Un aneddoto interessante riguarda il fratello Bronte: Branwell. Nella seconda metà di Jane Eyre Rochester sta per bruciare nel suo letto a causa di un tentato omicidio architettato dalla moglie pazza. L’episodio non fu frutto della fantasia di Charlotte poiché anche il letto di Branwell prese fuoco per cause rimaste ignote e nello stesso periodo della stesura del romanzo. Se vi fa piacere per poter meglio approfondire il personaggio controverso di Bertha si potrebbe leggere il superbo lavoro di Jean Rhys “Il grande mare dei sargassi”. Bertha così come Charlotte  Emily e Anne sono simbolo del femminismo e prima ancora che questo diventasse una vera e propria moda. Alcuni studi riportano un’analogia molto interessante: si pensa, infatti, che Bertha sia una metafora delle stessa Jane stanca di restare confinata entro le aspettative della società. Quindi funge non solo da antagonista ma anche come doppio.

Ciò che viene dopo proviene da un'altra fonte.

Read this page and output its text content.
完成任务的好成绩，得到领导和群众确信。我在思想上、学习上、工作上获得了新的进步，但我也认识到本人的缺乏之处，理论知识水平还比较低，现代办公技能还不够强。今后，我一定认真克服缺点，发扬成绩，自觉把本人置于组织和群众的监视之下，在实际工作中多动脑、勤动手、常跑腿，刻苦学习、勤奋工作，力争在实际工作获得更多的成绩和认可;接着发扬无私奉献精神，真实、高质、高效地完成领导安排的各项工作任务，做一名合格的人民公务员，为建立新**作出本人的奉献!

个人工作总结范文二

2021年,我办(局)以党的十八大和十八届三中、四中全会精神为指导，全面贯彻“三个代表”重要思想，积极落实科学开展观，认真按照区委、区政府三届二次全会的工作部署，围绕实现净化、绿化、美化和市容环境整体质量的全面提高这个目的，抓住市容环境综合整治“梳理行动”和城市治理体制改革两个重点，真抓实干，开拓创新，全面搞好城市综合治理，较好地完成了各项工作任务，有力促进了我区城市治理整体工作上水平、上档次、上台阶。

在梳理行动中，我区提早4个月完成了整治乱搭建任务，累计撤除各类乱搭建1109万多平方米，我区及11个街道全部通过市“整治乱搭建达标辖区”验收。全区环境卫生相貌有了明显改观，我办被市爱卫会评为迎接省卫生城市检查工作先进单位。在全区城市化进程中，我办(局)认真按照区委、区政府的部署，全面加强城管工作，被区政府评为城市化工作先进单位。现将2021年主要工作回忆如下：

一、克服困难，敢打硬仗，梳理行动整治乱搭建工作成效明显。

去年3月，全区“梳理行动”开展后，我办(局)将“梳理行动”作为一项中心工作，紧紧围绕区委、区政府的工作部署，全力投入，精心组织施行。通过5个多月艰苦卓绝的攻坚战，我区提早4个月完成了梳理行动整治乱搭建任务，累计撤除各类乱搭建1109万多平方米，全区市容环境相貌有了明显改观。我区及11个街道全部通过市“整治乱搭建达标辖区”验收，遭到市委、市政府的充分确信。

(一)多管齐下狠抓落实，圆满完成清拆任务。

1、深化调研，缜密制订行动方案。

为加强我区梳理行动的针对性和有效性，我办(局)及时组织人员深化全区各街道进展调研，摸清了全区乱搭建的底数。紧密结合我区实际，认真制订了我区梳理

Le tre sorelle, come già anticipato, non pubblicarono usando i loro nomi ma dei pseudonimi maschili per poter celare la loro identità. Siamo in un periodo storico dove le donne che scrivevano e pubblicavano non erano viste di buon occhio.

“Le donne dovrebbero essere calme, e restare tranquille, ma si sentono proprio come gli uomini che hanno bisogno di esercitare le loro facoltà e che soffrono nell’immobilità”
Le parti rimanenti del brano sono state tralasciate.